(AR : Augmented Reality, VR : Virtual reality) – « One more thing…« C’est à travers cette accroche introductive, rendue célèbre par Steve Jobs, le fondateur de la marque à la pomme, que le nouveau CEO de la firme de Cupertino, Tim COOK, a confirmé le 5 juin dernier la naissance du premier casque de réalité augmentée signé Apple. La promesse technologique de l’Apple Vision Pro est vertigineuse et doit être matérialisée par pléthore d’applications qui seront proposées par la communauté des développeurs conviés au WWDC2023. C’est d’ailleurs tout l’enjeu de ces événements au cours desquels une innovation est présentée plusieurs mois avant sa commercialisation effective.
Contrairement aux premières suppositions, Apple n’a pas opté pour une approche impliquant des lunettes connectées. À la place, la firme de Cupertino a fait le pari d’un casque haut de gamme, dont l’apparence rappelle celle d’un masque de ski, qui recouvre une importante surface du visage, autour des yeux. Une sangle épaisse, qui passe derrière la tête, maintien l’engin en place. Sur le plan technique, Apple fait le pari d’une expérience de réalité mixte. On trouve des caméras placées sur le casque qui retranscrivent l’environnement immédiat face à l’individu.
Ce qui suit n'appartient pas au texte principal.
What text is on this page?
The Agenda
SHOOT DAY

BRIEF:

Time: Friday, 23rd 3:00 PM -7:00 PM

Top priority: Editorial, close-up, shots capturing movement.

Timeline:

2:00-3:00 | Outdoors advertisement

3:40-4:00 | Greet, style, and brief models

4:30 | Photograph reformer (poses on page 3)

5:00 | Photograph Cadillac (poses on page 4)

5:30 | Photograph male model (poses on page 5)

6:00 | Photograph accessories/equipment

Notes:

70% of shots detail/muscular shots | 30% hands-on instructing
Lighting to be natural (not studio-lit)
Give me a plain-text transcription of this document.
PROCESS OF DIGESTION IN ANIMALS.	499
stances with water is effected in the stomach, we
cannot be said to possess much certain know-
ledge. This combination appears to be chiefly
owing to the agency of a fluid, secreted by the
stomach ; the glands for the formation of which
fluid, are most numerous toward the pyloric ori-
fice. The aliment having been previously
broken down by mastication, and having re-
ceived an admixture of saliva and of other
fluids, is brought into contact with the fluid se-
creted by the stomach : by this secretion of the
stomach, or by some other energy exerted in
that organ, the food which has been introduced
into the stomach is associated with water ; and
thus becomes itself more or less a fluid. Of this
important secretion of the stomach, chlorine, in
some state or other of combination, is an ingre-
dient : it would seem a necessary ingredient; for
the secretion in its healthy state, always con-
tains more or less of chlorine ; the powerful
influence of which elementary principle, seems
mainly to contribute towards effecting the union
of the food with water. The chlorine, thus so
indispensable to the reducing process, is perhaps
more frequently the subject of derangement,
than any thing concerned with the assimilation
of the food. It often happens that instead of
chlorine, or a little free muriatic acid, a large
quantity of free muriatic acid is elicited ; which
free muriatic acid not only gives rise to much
L’appareil fonctionne avec un système d’exploitation ad hoc, dénommé VisionOS, dont le rôle est de déployer une expérience de navigation à la fois fluide et cohérente, notamment dans l’usage des applications.
Du côté de l’affichage, on retrouve deux écrans OLED avec une définition en ultra haute définition (4K) pour chaque œil. Le casque accueille également un processeur M2 ainsi qu’un processeur R1 pour le traitement vidéo 3D. La puce M2 est un peu moins puissante que celle des derniers MacBook Pro (M2 Pro). En revanche, la puce M1 est une nouveauté matérielle pour le casque.
Les écrans micro LED dans le casque délivrent un ensemble de 23 millions de pixels en tout et le casque est bardé de capteurs et de caméras. On trouve également, du côté de la visière, non pas des lunettes, mais des lentilles sur mesure. Techniquement, il s’agit d’un appareil concentrant beaucoup de technologies et de composants, ce qui va constituer un sacré défi pour la concurrence.
Le pilotage de l’appareil se fait sans contrôleur physique. On commande le Vision Pro à la voix, au regard et par des gestes — par exemple un pincement de doigts pour envoyer une instruction. Il y a certes une couronne (Digital Crown), qui est la même que sur l’Apple Watch et des AirPods Max, mais dont le rôle est de calibrer le degré d’immersion.
Ce nouveau produit de l’écosystème Apple n’est pas anodin. La marque à la pomme a un talent unique pour tracer des sillons nouveaux et parvenir à en faire des évidences fonctionnels. Là où Facebook, en perte de vitesse, peine à faire rêver avec la perspective de son METAVERSE, la réalité augmentée façon Apple sait pouvoir capitaliser sur un noyau dur de « early adopters », même avec un prix annoncé à …3500 dollars.
Mais de là où nous sommes notre interrogation principale concerne le chemin technologique singulier que l’Afrique se trace. En effet, lorsque les perspectives fonctionnelles ouvertes par la Realité Augmentée façon Apple sont déclinées il y a une prise en compte quasi nulle des spécificités de notre continent. Combien de développeurs africains participent au WWDC ? Quel laboratoire d’usages parvient à remonter des « use cases » socio-culturellement pertinents pour nous ? Luc JULIA, l’un des inventeurs de Siri, finit son ouvrage intitulé « L’intelligence artificielle n’existe pas » par une expérience de pensée illustrant la façon dont la technologie pourrait améliorer le quotidien d’un européen à chaque étape de sa « journée type ».
C’est pourtant très certainement sur notre continent que la réalité augmentée autre que récréative a le plus de chance de s’imposer. Télémédecine, téléenseignement, convocation à distance d’expertise internationale pointue dans une approche immersive, écotourisme, etc. sont quelques pistes qui positionneraient cette innovation au cœur de problématiques prégnantes sur le continent. Il est donc vital que nos écosystèmes interviennent plus en amont sur les cycles de maturation fonctionnelles des innovations exogènes mais aussi qu’ils osent s’approprier ces sauts technologiques dans une logique autres que celle de la simple « consommation ».